Since I’ve had more time on my hands, I’ve had more time to think, too. Think about the diabetes, the fact that I’m overweight. Primarily the fact that I’m overweight and have gained some of the weight I lost back. I’ve also been doing some research. I need to exercise more. It’s amazing how hard it is to work exercise into your day! Even when you’re home all day. But I have a lot of kids and a lot of things to do. I keep viewing exercise as this big time consuming thing I must block out hours for daily and that seems too much… and I keep thinking I’ll eventually figure it out. In the past, I’ve purchased work out videos, mostly aerobic DVD’s but they were kinda crappy with crappy music. So now they are shoved to the back of my DVD shelf. I started doing some research to find something easier, motivating, etc. And I think I’ve settled on a system… that involves walking in your home. The DVD’s are inexpensive and they might just work.

At least it’s a step in the right direction.

[tags]diabetes, overweight, exercise, workouts, health, french fries[/tags]

Plateau

I haven’t written much about my diabetes or my health in general. That’s primarily because I’m still just truckin’ along. I haven’t lost (or gained) any more weight to speak of. I’ve sorta been on a plateau coasting along. I’d like to change that, but it seems I’m always lacking something in the motivation department.

5 more gone

I’ve lost another 5 pounds. I haven’t really been tracking it lately since I’ve been busy with the holidays and work. But on New Year’s eve, I was trying to pick out clothes to wear. I decided on a beige skort I bought a few weeks before we went to Hawaii in February. I wore this skort in Hawaii and it was a tad loose but it still fit. Well, when I put it on Saturday evening, it fell off. And not only did it fall off, you could almost fit a kid in there with me, lol. (I say that because my 10 year old daughter said “I could fit in there with you!”)

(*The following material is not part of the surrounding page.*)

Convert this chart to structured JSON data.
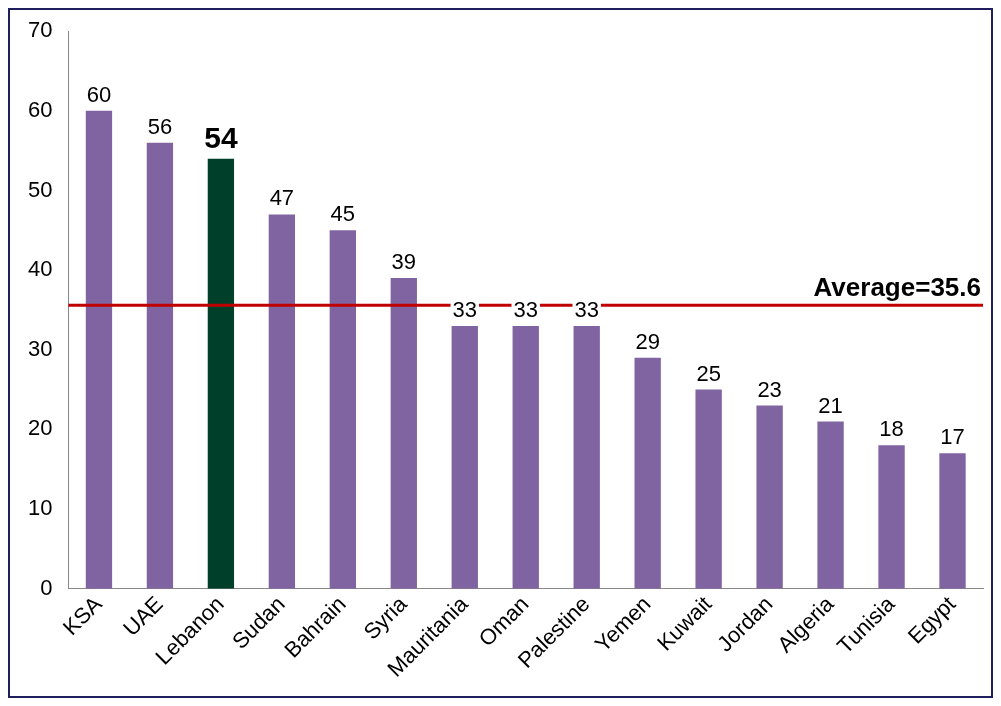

Then I tried on some shorts I wore in Hawaii. Same thing. They fall right off and look ridiculous with a belt since they are so big.

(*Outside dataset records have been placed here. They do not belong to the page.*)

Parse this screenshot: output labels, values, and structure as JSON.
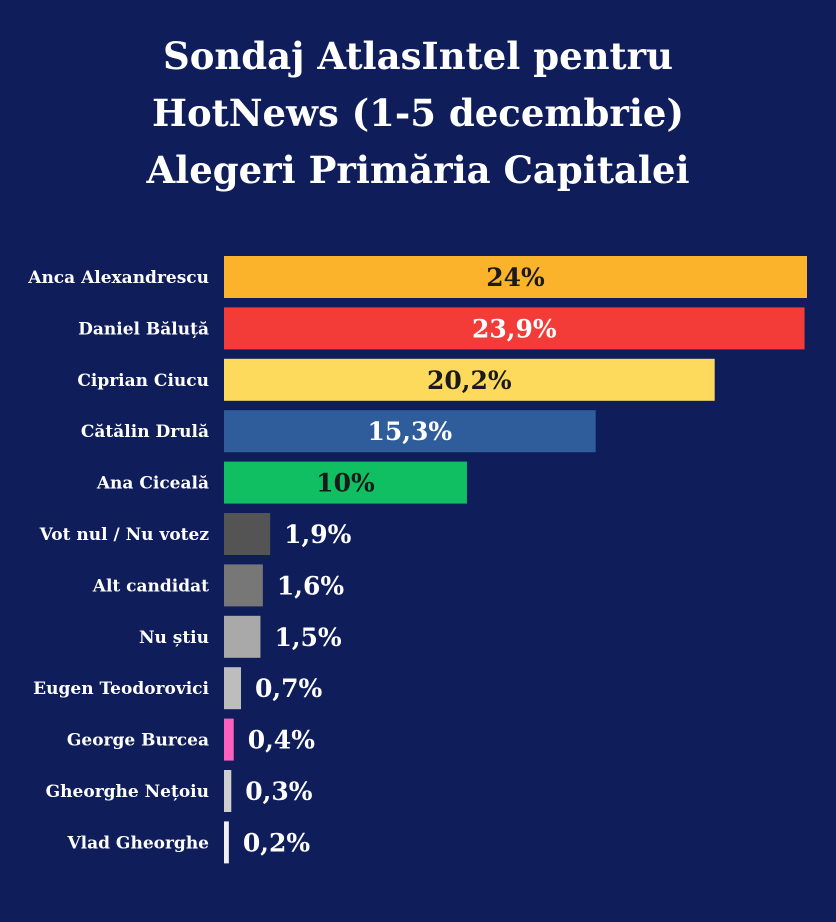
{
  "chart_data": {
    "type": "bar",
    "orientation": "horizontal",
    "title": [
      "Sondaj AtlasIntel pentru",
      "HotNews (1-5 decembrie)",
      "Alegeri Primăria Capitalei"
    ],
    "categories": [
      "Anca Alexandrescu",
      "Daniel Băluță",
      "Ciprian Ciucu",
      "Cătălin Drulă",
      "Ana Ciceală",
      "Vot nul / Nu votez",
      "Alt candidat",
      "Nu știu",
      "Eugen Teodorovici",
      "George Burcea",
      "Gheorghe Nețoiu",
      "Vlad Gheorghe"
    ],
    "values": [
      24,
      23.9,
      20.2,
      15.3,
      10,
      1.9,
      1.6,
      1.5,
      0.7,
      0.4,
      0.3,
      0.2
    ],
    "value_labels": [
      "24%",
      "23,9%",
      "20,2%",
      "15,3%",
      "10%",
      "1,9%",
      "1,6%",
      "1,5%",
      "0,7%",
      "0,4%",
      "0,3%",
      "0,2%"
    ],
    "colors": [
      "#fbb32c",
      "#f33b37",
      "#fdd95c",
      "#2f5d9b",
      "#10bf62",
      "#545454",
      "#777777",
      "#a9a9a9",
      "#bdbdbd",
      "#ff5fbf",
      "#cfcfcf",
      "#f0f0f0"
    ],
    "label_colors": [
      "#1a1a1a",
      "#ffffff",
      "#1a1a1a",
      "#ffffff",
      "#1a1a1a",
      "#ffffff",
      "#ffffff",
      "#ffffff",
      "#ffffff",
      "#ffffff",
      "#ffffff",
      "#ffffff"
    ],
    "xlim": [
      0,
      24
    ],
    "grid": false,
    "background": "#0f1d5b"
  }
}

This really blew me away. Because I haven’t really done much to try to lose any more weight. I haven’t gotten back into exercising or anything. And in all honesty, I still struggle with my eating habits. Where I struggle is eating consistently. I forget to eat breakfast a lot. I tend to not eat much throughout the day then have large dinners because I’m so hungry by then.

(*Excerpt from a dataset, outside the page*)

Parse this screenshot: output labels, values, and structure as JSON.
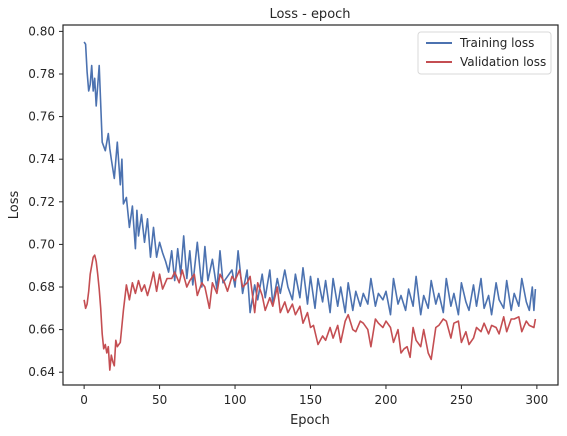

But I do still watch what I am eating. I don’t eat as much as I used to and my appetite is definitely smaller than what it used to be. (Took the kids to spend our burger bucks at Burger King yesterday and I could barely eat one chicken sandwich.)

So yesterday after my shower, I hopped on the scale. I was down 5 more pounds. I updated my little ticker below and it feels good to see progress even though I’m not actively trying. Maybe it’s better this way, though. Because when I do focus on it, I’m sure I’ll get even better results.

I’m taking my time at losing this weight. When it’s off, I want it off forever. I don’t want to bounce around. So if that means I lose slowly, so be it. As long as I’m making progress.